Imposible entrar en el cuarto sin tropezar inmediatamente con los ojos del santo.
La imagen, maravillosa de expresión, cuyo modelo César consiguió gracias a un viajante de una fábrica de Olot que pasó por el taller Bernat, llegó a constituir para Ignacio una auténtica pesadilla. Porque los ojos no se limitaban a mirarle cuando entraba en la habitación, sino que luego le seguían implacablemente dondequiera que se hallara de ella; le miraban incluso en la oscuridad… Era aquél un fenómeno óptico conocido, ¡pero hubiera podido producirse en otros lugares! Resultaba algo incómodo pensar en los
maillots
azul y amarillo de las hijas del Responsable, teniendo los ojos de San Ignacio fijos en los propios ojos.
A gusto Ignacio hubiera colocado la imagen cara a la pared. Porque, además, le ocurría una cosa absurda: la historia del santo, que César le había relatado con entusiasmo le puso más nervioso aún: «noble, militar, fundador de los jesuitas». Compañía de Jesús, el General de la Orden: en todas partes dejó huella militar. Salvando las distancias, aquello recordaba las clases de esgrima del comandante Martínez de Soria… Sin olvidar que, según opinión unánime, eran los jesuitas los que llevaban actualmente la política en España y a causa de ello se hablaba de revolución.

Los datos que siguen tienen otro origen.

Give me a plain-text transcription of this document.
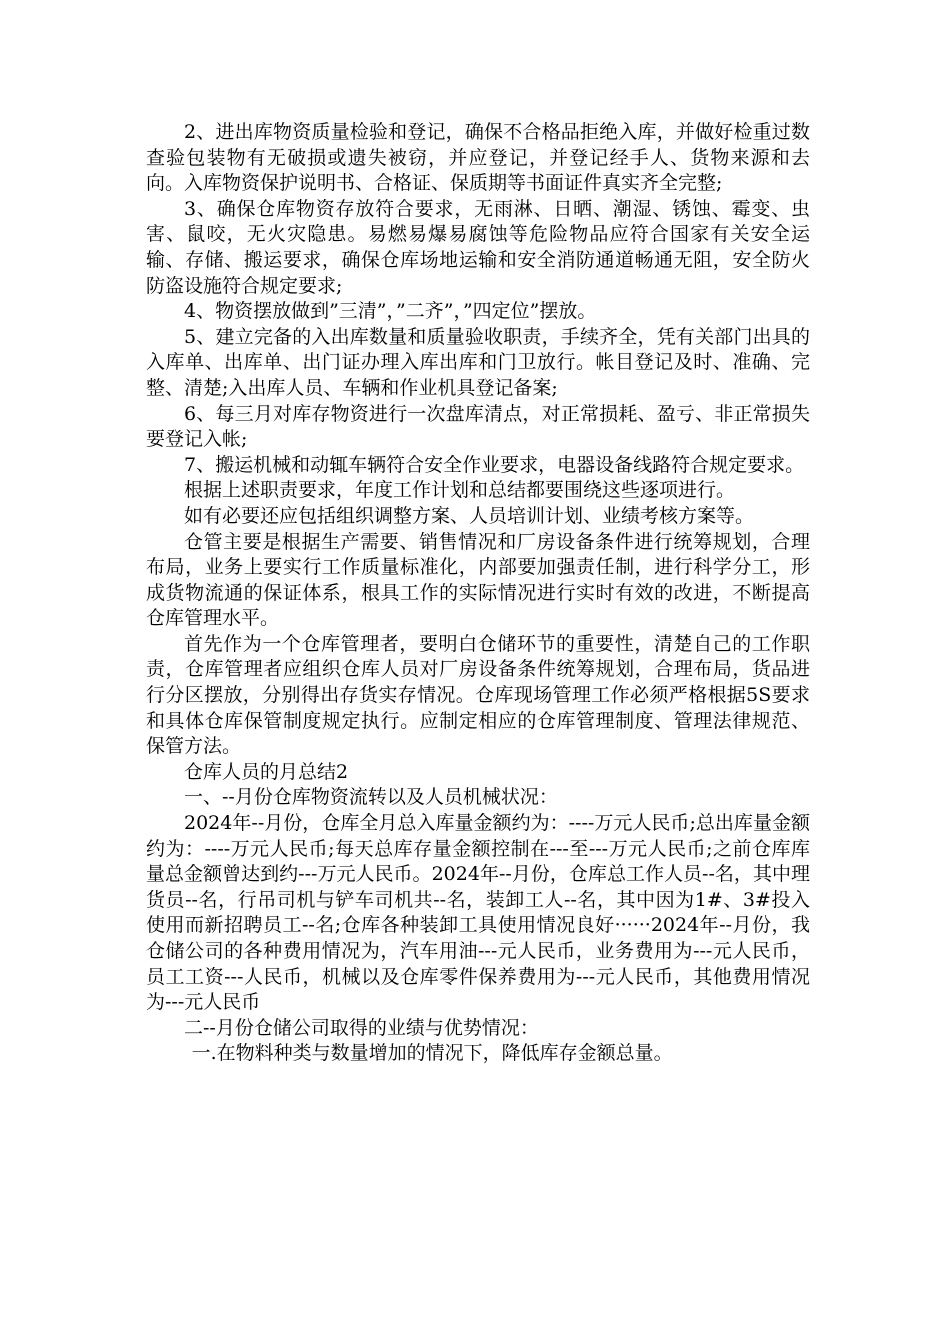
2、进出库物资质量检验和登记，确保不合格品拒绝入库，并做好检重过数查验包装物有无破损或遗失被窃，并应登记，并登记经手人、货物来源和去向。入库物资保护说明书、合格证、保质期等书面证件真实齐全完整;

3、确保仓库物资存放符合要求，无雨淋、日晒、潮湿、锈蚀、霉变、虫害、鼠咬，无火灾隐患。易燃易爆易腐蚀等危险物品应符合国家有关安全运输、存储、搬运要求，确保仓库场地运输和安全消防通道畅通无阻，安全防火防盗设施符合规定要求;

4、物资摆放做到”三清”，”二齐”，”四定位”摆放。

5、建立完备的入出库数量和质量验收职责，手续齐全，凭有关部门出具的入库单、出库单、出门证办理入库出库和门卫放行。帐目登记及时、准确、完整、清楚;入出库人员、车辆和作业机具登记备案;

6、每三月对库存物资进行一次盘库清点，对正常损耗、盈亏、非正常损失要登记入帐;

7、搬运机械和动辄车辆符合安全作业要求，电器设备线路符合规定要求。

根据上述职责要求，年度工作计划和总结都要围绕这些逐项进行。

如有必要还应包括组织调整方案、人员培训计划、业绩考核方案等。

仓管主要是根据生产需要、销售情况和厂房设备条件进行统筹规划，合理布局，业务上要实行工作质量标准化，内部要加强责任制，进行科学分工，形成货物流通的保证体系，根具工作的实际情况进行实时有效的改进，不断提高仓库管理水平。

首先作为一个仓库管理者，要明白仓储环节的重要性，清楚自己的工作职责，仓库管理者应组织仓库人员对厂房设备条件统筹规划，合理布局，货品进行分区摆放，分别得出存货实存情况。仓库现场管理工作必须严格根据5S要求和具体仓库保管制度规定执行。应制定相应的仓库管理制度、管理法律规范、保管方法。

仓库人员的月总结2

一、--月份仓库物资流转以及人员机械状况：

2024年--月份，仓库全月总入库量金额约为：----万元人民币;总出库量金额约为：----万元人民币;每天总库存量金额控制在---至---万元人民币;之前仓库库量总金额曾达到约---万元人民币。2024年--月份，仓库总工作人员--名，其中理货员--名，行吊司机与铲车司机共--名，装卸工人--名，其中因为1#、3#投入使用而新招聘员工--名;仓库各种装卸工具使用情况良好······2024年--月份，我仓储公司的各种费用情况为，汽车用油---元人民币，业务费用为---元人民币，员工工资---人民币，机械以及仓库零件保养费用为---元人民币，其他费用情况为---元人民币

二--月份仓储公司取得的业绩与优势情况：

一.在物料种类与数量增加的情况下，降低库存金额总量。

Pero… imposible tocar la imagen. Porque César la adoraba y estaba enamorado del Santo.
—Fíjate, Ignacio —le decía—. Fue él quien escribió los
Ejercicios Espirituales
. Y, además, basó toda su labor en dos virtudes: obediencia y acción. ¡Y por si esto fuera poco, era de la provincia de Guipúzcoa!
Este último argumento impresionaba a Ignacio. Porque sabía que Carmen Elgazu le dio a él su nombre en cumplimiento de una promesa: «Si el primer hijo era varón, se llamaría Ignacio en honor del santo de Loyola», del santo vasco por excelencia.
* * *
Matías Alvear había pasado sus vacaciones en Gerona, pescando en el Ter. Habían coincidido con las de Ignacio. Por dos veces se había llevado a su mujer, a César y Pilar y habían cenado todos juntos en la orilla del río, sentados en el suelo. Carmen Elgazu había lanzado mil exclamaciones admirativas ante el paisaje: los verdes de los árboles y de la hierba, el agua que bajaba tumultuosa, los indescriptibles colores del cielo por el lado de Rocacorba y alrededor de la Catedral.
Sólo le habían molestado un poco los mosquitos, la ausencia de Ignacio y la proximidad de los atletas, que deambulaban por allí prácticamente desnudos y con pañuelos de cuatro nudos en la cabeza. A Carmen Elgazu le horrorizaba que Pilar viera todo aquello, además de que no podía soportar los pañuelos de cuatro nudos en la cabeza. Decía que daban aspecto de diablo o de esos malvados que corrían por los bosques.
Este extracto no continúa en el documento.